As 'Junk' Bonds Fall, Some Blame the Fed
By SERENA NG And MATT WIRZ
A steep decline in prices of bonds backed by subprime mortgages has spread through the riskiest segments of the credit markets, ending rallies in high-yield corporate bonds and commercial real-estate debt.
Weak economic data including falling home prices and disappointing jobs numbers have led investors to dump these securities, which had risen strongly since the financial crisis.
.The decline in high-yield, or "junk," corporate bonds accelerated after last week's employment figures, with prices falling nearly 1% on Thursday, the worst one-day loss in three months. Junk bonds offer high yields due to high default risks.
The market for subprime bonds started falling in early April, around the time the Federal Reserve Bank of New York launched an effort to sell pieces of a multibillion-dollar portfolio of subprime bonds it has been holding since late 2008.
Since April, prices of many subprime mortgage securities have declined between 15% and 20%, sparking concerns from traders and investors that the Fed's sales are pressuring a weakening market.
On Thursday, the New York Fed sold only half of a $3.8 billion batch of bonds it sought to auction off this week.
Some of the selloff can be attributed to a heavy supply of these bonds, both from the Fed and from companies taking advantage of better market conditions since the crisis. Companies issued a record $114 billion worth of junk bonds through June 2, a 27% increase of the same period last year, according to Standard & Poor's Leveraged Commentary & Data.
"The timing couldn't be worse for the market," said Marina Tukhin, head of asset-backed securities trading at Gleacher Descap in New York, referring to the effect of the Fed's auctions on the mortgage market, which she calls "oversaturated" with troubled assets.
Investors have scaled back their appetites for risky investments in recent weeks amid renewed concerns about the European debt crisis and data indicating a U.S. housing recovery is still ways off.
The decline in subprime mortgage bonds accelerated in the last two weeks with prices of some bonds falling roughly nine to 10 cents on the dollar from their April highs. Soon after these bonds started falling, an index known as the CMBX, which tracks commercial mortgage debt, also headed down and has declined substantially.
The New York Fed has so far sold off roughly $10 billion of bonds it inherited from the bailout of American International Group Inc., about a third of a portfolio known as Maiden Lane II, at discounts to the bonds' face value. The regional Fed bank held weekly auctions for pieces of the portfolio in April, but recently decided to slow down the pace of sales after getting market feedback. Thursday's auction was the first in three weeks, and the next one will be after the July 4 holiday.
Wall Street traders groused that the Fed's sales have been a big reason for the latest downdraft in prices of risky U.S. debt. An index known as the ABX, a proxy for prices of subprime bonds, recently traded at about 47 cents on the dollar, a level last seen in March 2010, according to data from Markit. It is still well above its crisis low of about 29 cents on the dollar.

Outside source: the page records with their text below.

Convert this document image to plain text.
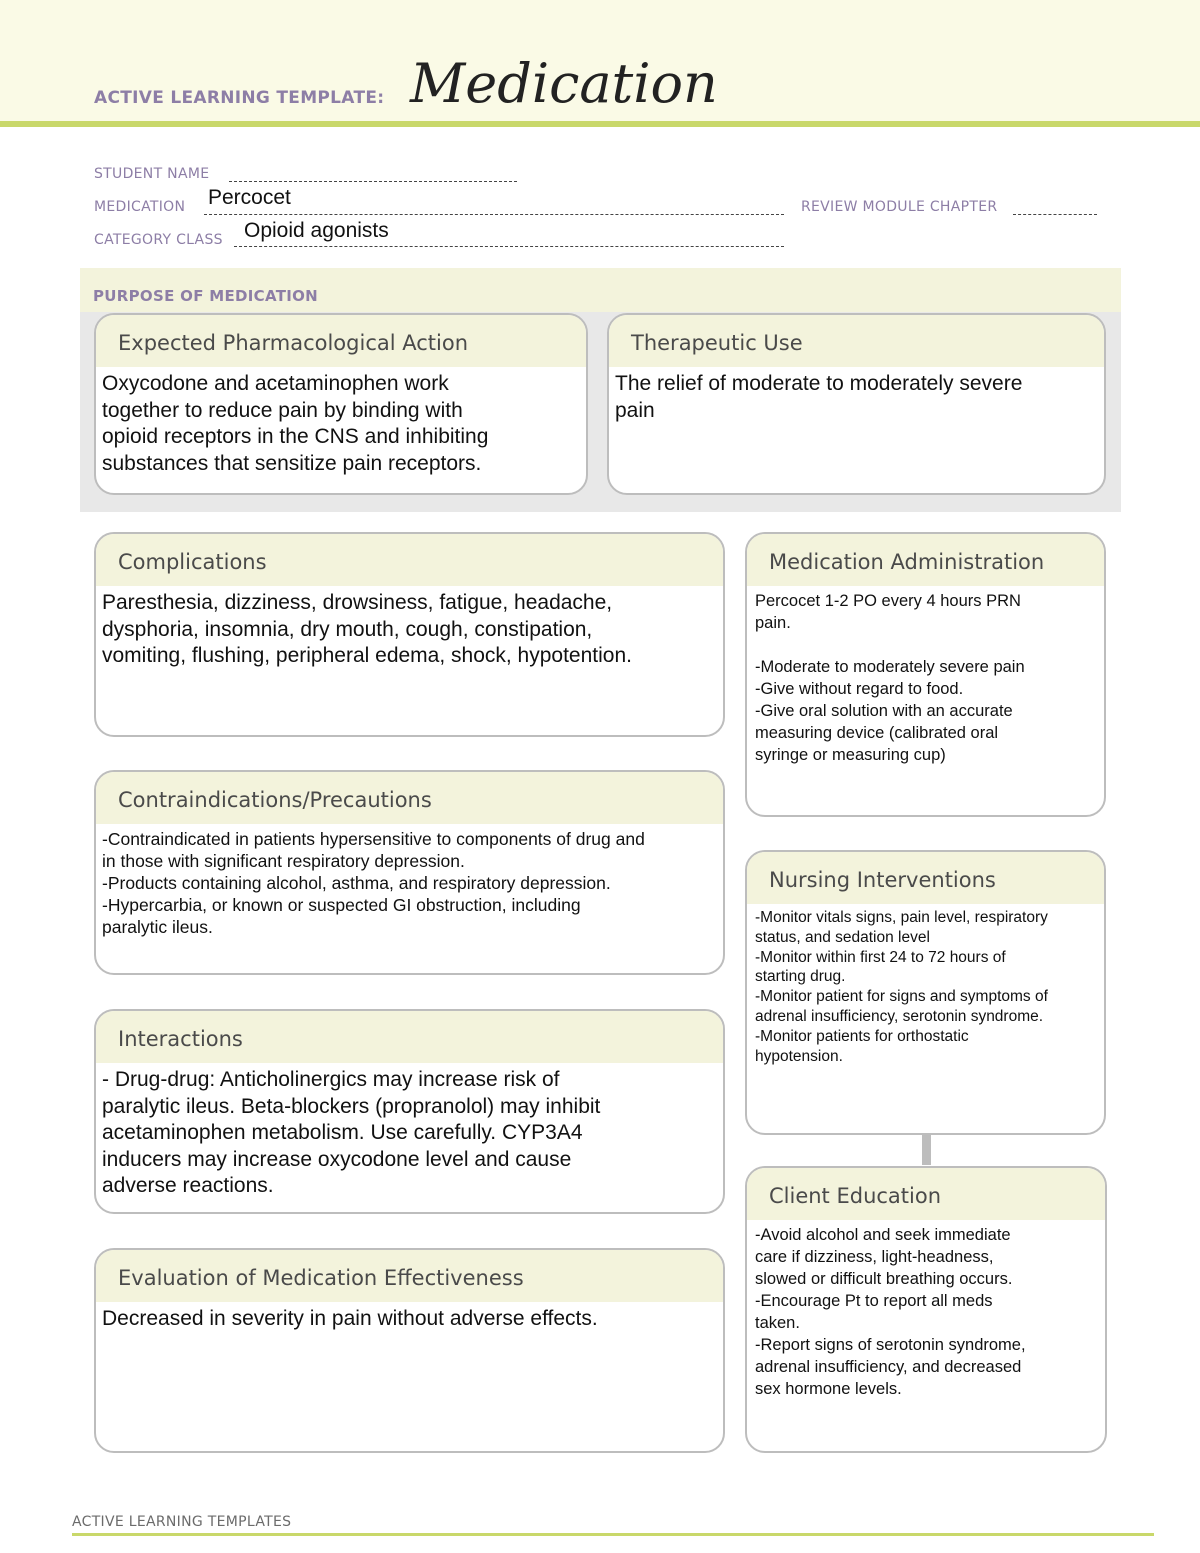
ACTIVE LEARNING TEMPLATE: Medication
STUDENT NAME
MEDICATION Percocet	REVIEW MODULE CHAPTER
CATEGORY CLASS Opioid agonists
PURPOSE OF MEDICATION
Expected Pharmacological Action
Oxycodone and acetaminophen work
together to reduce pain by binding with
opioid receptors in the CNS and inhibiting
substances that sensitize pain receptors.
Therapeutic Use
The relief of moderate to moderately severe
pain
Complications
Paresthesia, dizziness, drowsiness, fatigue, headache,
dysphoria, insomnia, dry mouth, cough, constipation,
vomiting, flushing, peripheral edema, shock, hypotention.
Contraindications/Precautions
-Contraindicated in patients hypersensitive to components of drug and
in those with significant respiratory depression.
-Products containing alcohol, asthma, and respiratory depression.
-Hypercarbia, or known or suspected GI obstruction, including
paralytic ileus.
Interactions
- Drug-drug: Anticholinergics may increase risk of
paralytic ileus. Beta-blockers (propranolol) may inhibit
acetaminophen metabolism. Use carefully. CYP3A4
inducers may increase oxycodone level and cause
adverse reactions.
Evaluation of Medication Effectiveness
Decreased in severity in pain without adverse effects.
Medication Administration
Percocet 1-2 PO every 4 hours PRN
pain.

-Moderate to moderately severe pain
-Give without regard to food.
-Give oral solution with an accurate
measuring device (calibrated oral
syringe or measuring cup)
Nursing Interventions
-Monitor vitals signs, pain level, respiratory
status, and sedation level
-Monitor within first 24 to 72 hours of
starting drug.
-Monitor patient for signs and symptoms of
adrenal insufficiency, serotonin syndrome.
-Monitor patients for orthostatic
hypotension.
Client Education
-Avoid alcohol and seek immediate
care if dizziness, light-headness,
slowed or difficult breathing occurs.
-Encourage Pt to report all meds
taken.
-Report signs of serotonin syndrome,
adrenal insufficiency, and decreased
sex hormone levels.
ACTIVE LEARNING TEMPLATES
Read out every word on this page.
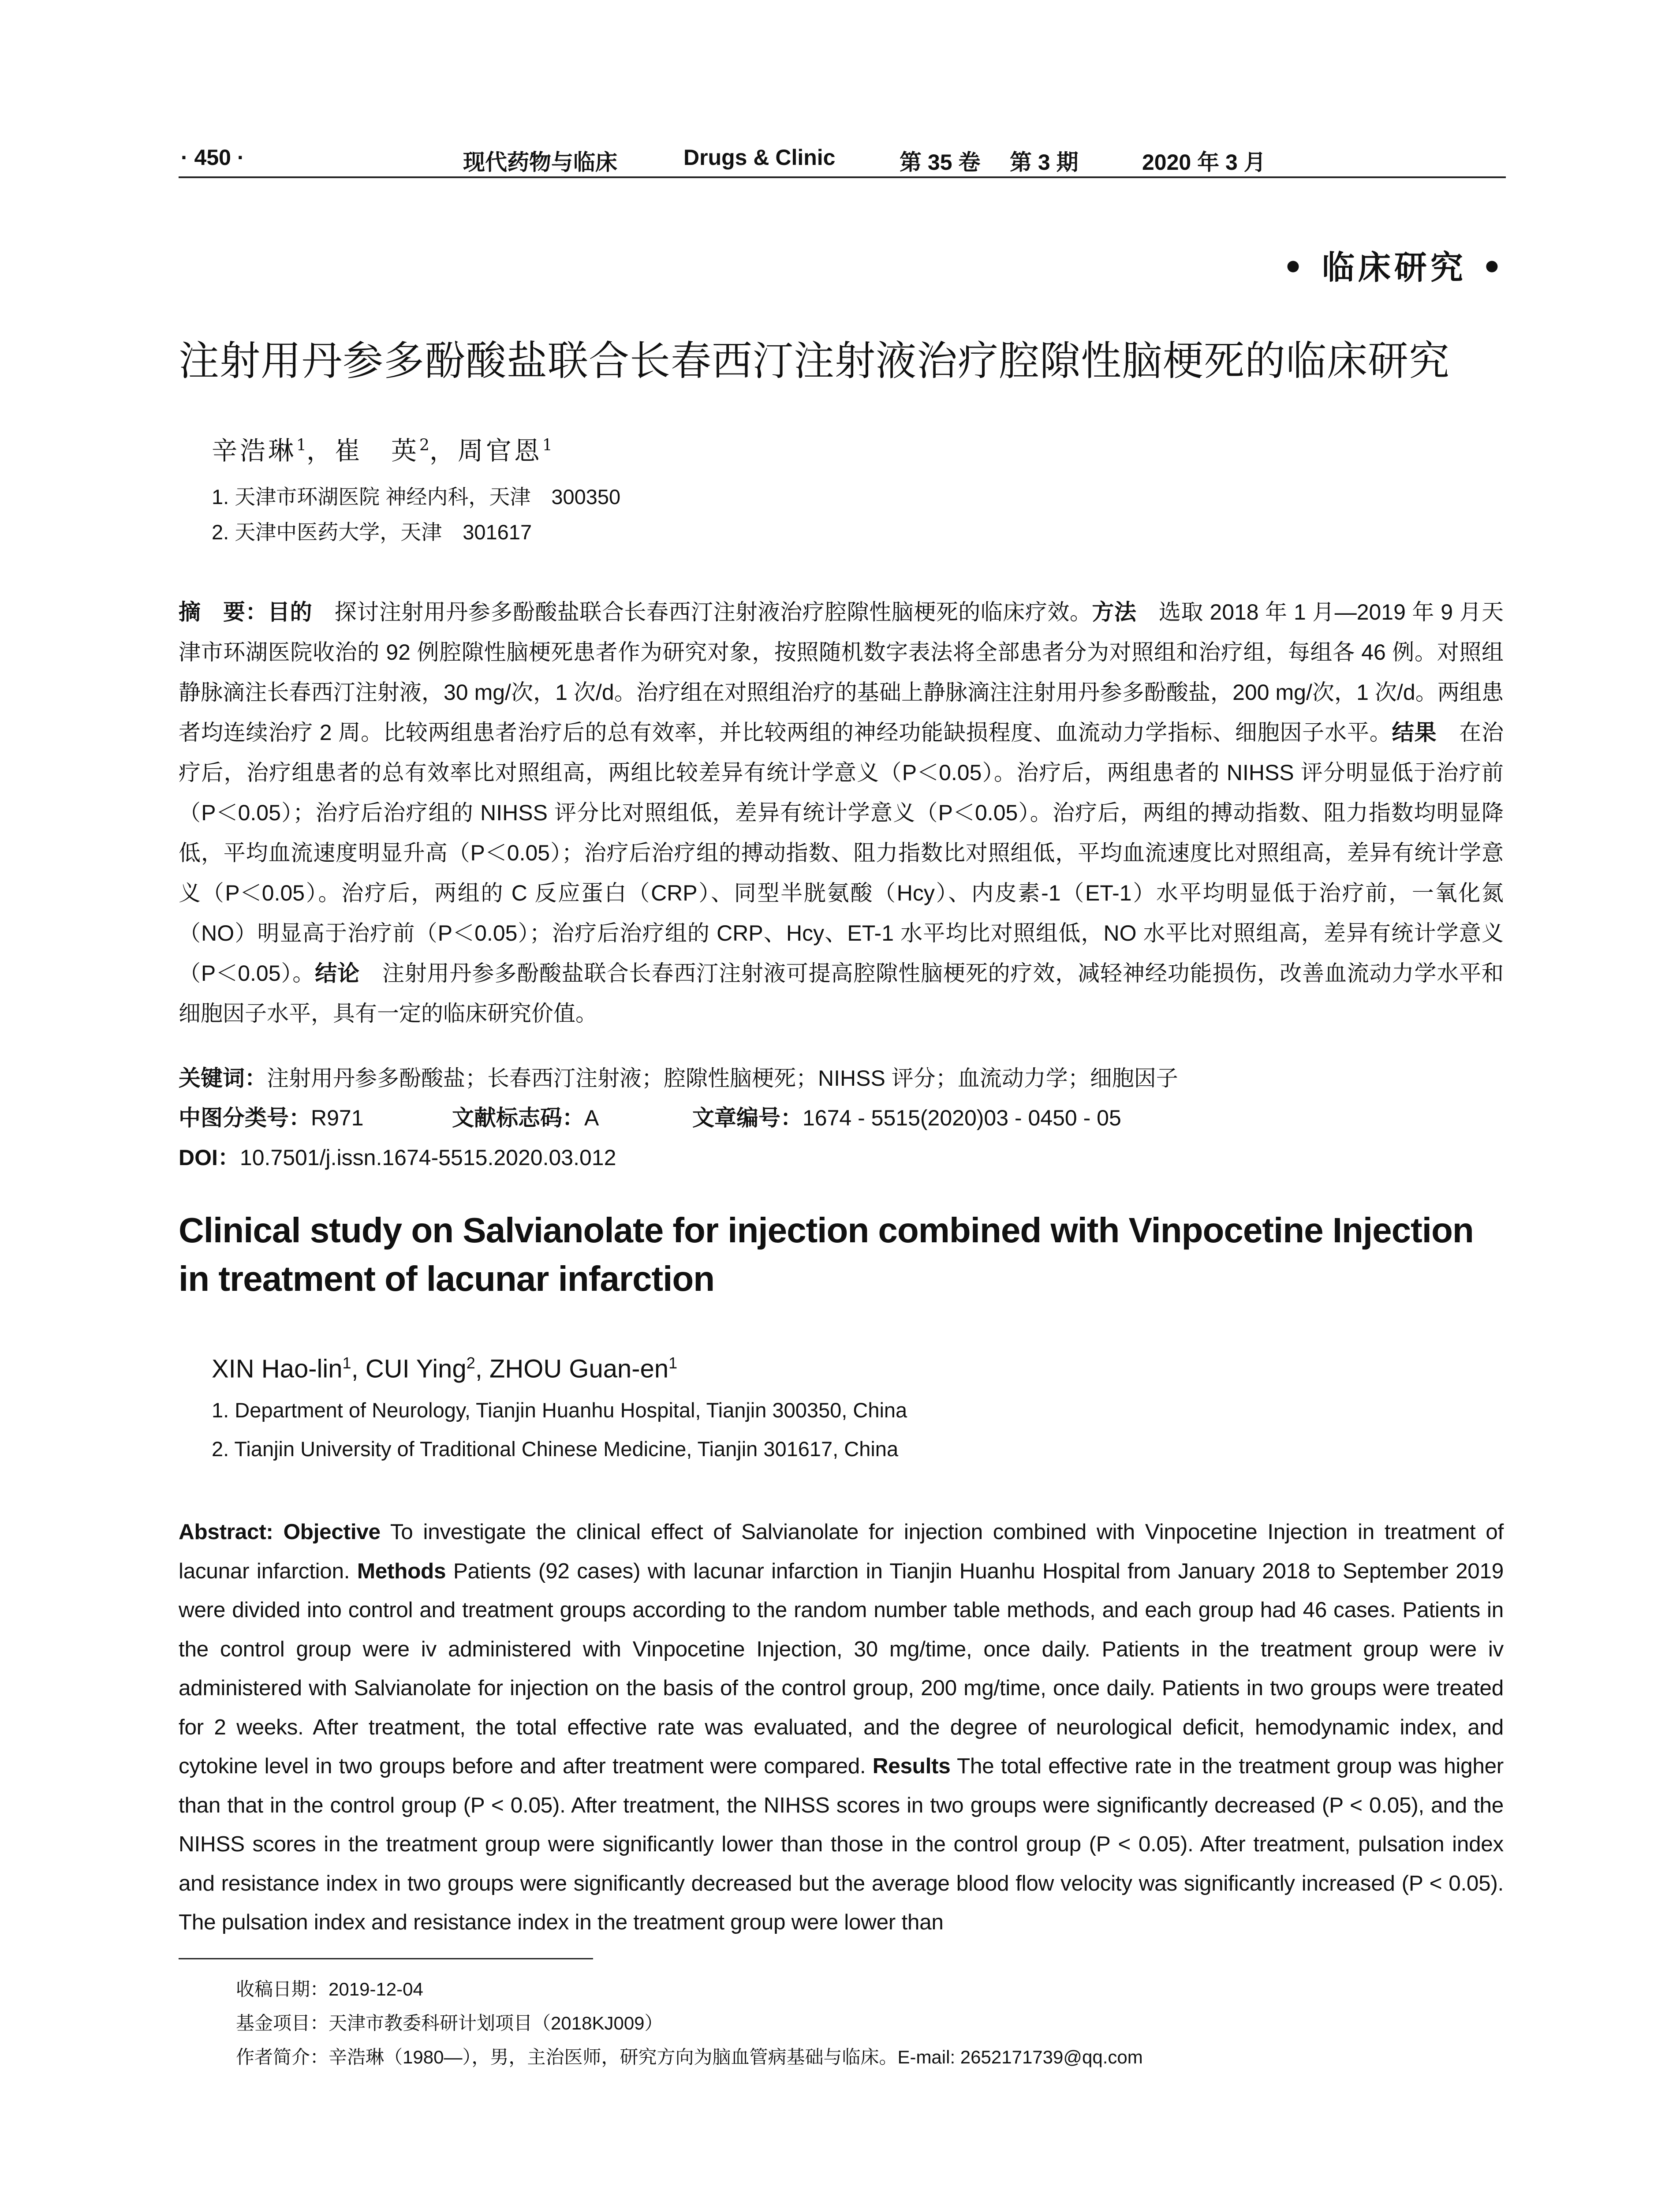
· 450 ·	现代药物与临床	Drugs & Clinic	第 35 卷 第 3 期	2020 年 3 月
• 临床研究 •
注射用丹参多酚酸盐联合长春西汀注射液治疗腔隙性脑梗死的临床研究
辛浩琳$^1$，崔　英$^2$，周官恩$^1$
1. 天津市环湖医院 神经内科，天津　300350
2. 天津中医药大学，天津　301617
摘　要：目的　探讨注射用丹参多酚酸盐联合长春西汀注射液治疗腔隙性脑梗死的临床疗效。方法　选取 2018 年 1 月—2019 年 9 月天津市环湖医院收治的 92 例腔隙性脑梗死患者作为研究对象，按照随机数字表法将全部患者分为对照组和治疗组，每组各 46 例。对照组静脉滴注长春西汀注射液，30 mg/次，1 次/d。治疗组在对照组治疗的基础上静脉滴注注射用丹参多酚酸盐，200 mg/次，1 次/d。两组患者均连续治疗 2 周。比较两组患者治疗后的总有效率，并比较两组的神经功能缺损程度、血流动力学指标、细胞因子水平。结果　在治疗后，治疗组患者的总有效率比对照组高，两组比较差异有统计学意义（P＜0.05）。治疗后，两组患者的 NIHSS 评分明显低于治疗前（P＜0.05）；治疗后治疗组的 NIHSS 评分比对照组低，差异有统计学意义（P＜0.05）。治疗后，两组的搏动指数、阻力指数均明显降低，平均血流速度明显升高（P＜0.05）；治疗后治疗组的搏动指数、阻力指数比对照组低，平均血流速度比对照组高，差异有统计学意义（P＜0.05）。治疗后，两组的 C 反应蛋白（CRP）、同型半胱氨酸（Hcy）、内皮素-1（ET-1）水平均明显低于治疗前，一氧化氮（NO）明显高于治疗前（P＜0.05）；治疗后治疗组的 CRP、Hcy、ET-1 水平均比对照组低，NO 水平比对照组高，差异有统计学意义（P＜0.05）。结论　注射用丹参多酚酸盐联合长春西汀注射液可提高腔隙性脑梗死的疗效，减轻神经功能损伤，改善血流动力学水平和细胞因子水平，具有一定的临床研究价值。
关键词：注射用丹参多酚酸盐；长春西汀注射液；腔隙性脑梗死；NIHSS 评分；血流动力学；细胞因子
中图分类号：R971	文献标志码：A	文章编号：1674 - 5515(2020)03 - 0450 - 05
DOI：10.7501/j.issn.1674-5515.2020.03.012
Clinical study on Salvianolate for injection combined with Vinpocetine Injection in treatment of lacunar infarction
XIN Hao-lin$^1$, CUI Ying$^2$, ZHOU Guan-$en^1$
1. Department of Neurology, Tianjin Huanhu Hospital, Tianjin 300350, China
2. Tianjin University of Traditional Chinese Medicine, Tianjin 301617, China
Abstract: Objective To investigate the clinical effect of Salvianolate for injection combined with Vinpocetine Injection in treatment of lacunar infarction. Methods Patients (92 cases) with lacunar infarction in Tianjin Huanhu Hospital from January 2018 to September 2019 were divided into control and treatment groups according to the random number table methods, and each group had 46 cases. Patients in the control group were iv administered with Vinpocetine Injection, 30 mg/time, once daily. Patients in the treatment group were iv administered with Salvianolate for injection on the basis of the control group, 200 mg/time, once daily. Patients in two groups were treated for 2 weeks. After treatment, the total effective rate was evaluated, and the degree of neurological deficit, hemodynamic index, and cytokine level in two groups before and after treatment were compared. Results The total effective rate in the treatment group was higher than that in the control group (P < 0.05). After treatment, the NIHSS scores in two groups were significantly decreased (P < 0.05), and the NIHSS scores in the treatment group were significantly lower than those in the control group (P < 0.05). After treatment, pulsation index and resistance index in two groups were significantly decreased but the average blood flow velocity was significantly increased (P < 0.05). The pulsation index and resistance index in the treatment group were lower than
收稿日期：2019-12-04
基金项目：天津市教委科研计划项目（2018KJ009）
作者简介：辛浩琳（1980—），男，主治医师，研究方向为脑血管病基础与临床。E-mail: 2652171739@qq.com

Analysts say the price declines have created a negative feedback loop in the credit markets, with weakness spilling over to derivatives on commercial mortgage backed securities and now junk bonds.
Traders said investors are buying credit protection in the derivatives market to hedge their investments, and this occurs more as prices continue to fall. As the cost of protection against defaults rises, so do yields on many bonds. Bond prices and yields move in opposite directions.
Other investors said the selloff in mortgage bonds prompted hedge funds that invest in risky debt to sell their junk-bond holdings but pick up relative bargains among subprime bonds.
When the Fed began the sales, it reasoned that the mortgage-debt market had stabilized and conditions were "right" for Maiden Lane II to begin "more extensive sales while taking appropriate care at all times to avoid market disruption." From the Fed's perspective, the sales have gone relatively well so far and the bank has been able to be a selective seller, accepting only bids that it likes. It has so far sold about 75% of the $13.4 billion in bonds it put for sale over the last two months.
In the junk-bond market, investors worried about the slowing economy have cooled their love affair with these securities.
Softening demand also tightened borrowing conditions for junk-rated companies. Forestar (USA) Real Estate Group Inc. pulled a $250 million deal today citing adverse conditions that prevented it from obtaining the terms it expected. Clear Channel Communications, a radio broadcaster with a relatively low credit rating of triple-C+ from Standard & Poor's, was forced to sell a $750 million bond offering at a significant discount to its existing debt in order to get the transaction done.
"Investors are repositioning to reduce risk across their books as GDP expectations are lowered," said Jim Keenan, head of leveraged finance in BlackRock Inc.'s portfolio management group. "Not only did we have weaker data than expected, but the next couple months will be a period of uncertainty drawn around policy, from what Europe is going to do about Greece to what the U.S. government is going to do about the budget deficit."
Despite the sell-off, the junk bond market has still outperformed other markets this year. Year-to-date, the total return of the JP Morgan Domestic High Yield Index is 5.7%, compared to 4.72% for the Dow Jones Industrial Average and 2.49% for the S&P 500.
—Al Yoon contributed to this article.